Yesterday on the Brian Lehrer Show you said regarding a millionaire’s tax “we can’t tax our way out of this, we need to grow our way out of this.” You have an outline on your website about supporting growth sectors, but where are you looking for growth, given that so many industries have been affected by the coronavirus pandemic?

It's tough to grow in the pandemic, but we see areas of growth. I think about the vision I have with respect to what is going to be important: jobs. The economy is going to be the most important thing on the agenda. And the idea I have is what I call Go Big, Go Small. Go Big are places where we can actually invest. We can invest in infrastructure. Infrastructure is going to include bridges, it includes waste management. It includes affordable housing, which is going to be really important. It includes technology investments, like broadband. It includes the revitalization of the cultural (sector). Even on an individual basis, they create lots of revenues and jobs. So the idea that I have, given that we have double-digit unemployment, is to create jobs. I want 1,000 jobs in infrastructure that's kind of broadly defined. And then you got to go small. We have to manage the 200,000-plus small businesses that employ 25-plus percent of the employees in New York. And we have to give a lifeline, incentives to those small businesses. That's how I'm thinking about it. Technology, health care, telemedicine.

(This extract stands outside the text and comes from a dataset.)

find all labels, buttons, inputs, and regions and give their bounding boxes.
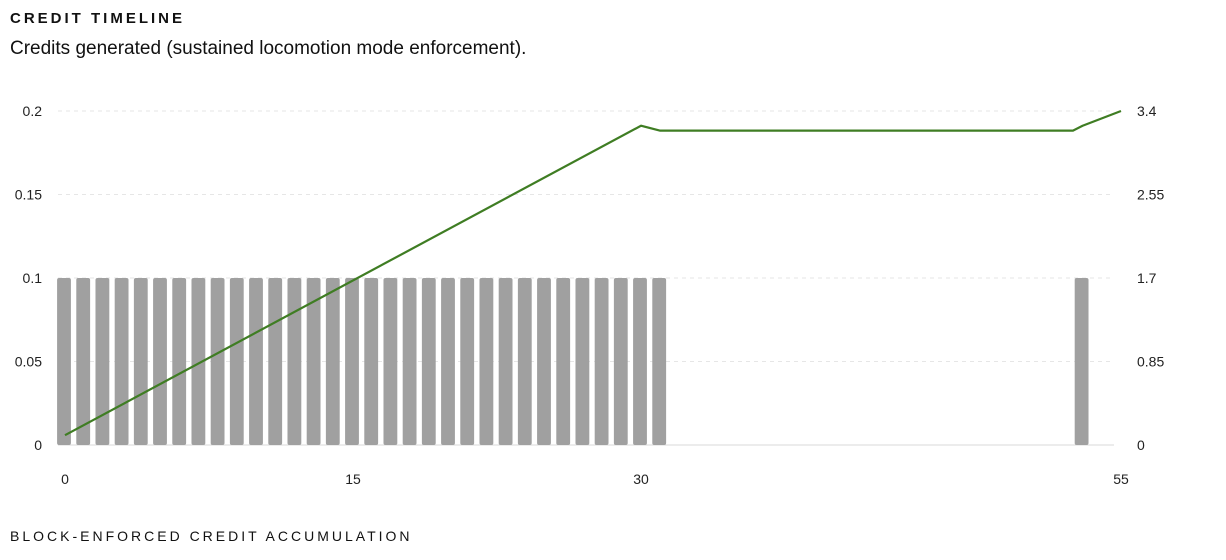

You live on the Upper West Side, not far from the Lucerne Hotel. Have you followed the issue? Do you think that the city should be able to move the (homeless) residents in response to neighborhood complaints?

I think it is important because we have a moral and legal responsibility to care for the homeless. We need transitional housing. But that alone is not going to solve the problem. Not everyone experiencing homelessness is ready to transition to long-term housing. So what do we need? We need social and mental health care services. We need to ensure service providers are engaged, and that they have the resources. We can't simply assign people to hotels anywhere. We need wraparound services, not warehousing. We also need – it's so fundamental to any one of these issues – we need to have community buy-in. The community needs to be involved. So as mayor, my approach would be to have more transparency, better planning, and more listening to community concerns.

You’ve been fundraising for your own run for mayor, but you’re also raising money for the two Democrats running for U.S. Senate in Georgia. What are you doing and why is that important?

Well, I am focused locally, but I have been a longtime supporter of Democrats and Democratic values. And while 100% of my time is focused on what's taking place locally, I also have to make certain that I don't ignore what's taking place nationally, because that can have an impact on what is taking place locally.

The other thing – think about who's going to go and negotiate on this city's behalf in Washington. Who has got the best relationships and who has been involved in any negotiations of the magnitude and importance as what's going to happen.

Real estate developer Stephen Ross has floated raising as much as $100 million to help elect a favored candidate as mayor. Have you talked with him, or anybody else involved in the effort? Would you want their support? 

There lots of conversation taking place in lots of different arenas. Whatever Stephen Ross is doing, that's for his account. I am focused on us raising the funds and advancing our effort, our commitment, our focus on becoming the next mayor and the next leader of this great city.

Are you planning on self-funding your campaign?

We have, to date, raised all the dollars, and I'm quite proud – and I say this with so much humility – that so many New Yorkers across the five boroughs have, in a relatively short amount of time, have received and are receiving the message of our candidacy. And have found a way to be supportive of our efforts and our mission. I have to this point not put anything into the race. We'll have the resources that are necessary to win this race.

Do you really run with your Air Jordans, like you did in your launch video? Don’t you have a beat-up pair of New Balances or something?

Yeah man, they’ve got good cushion to them! I got my Air Jordans, what do you think I do? I wear the Jordans!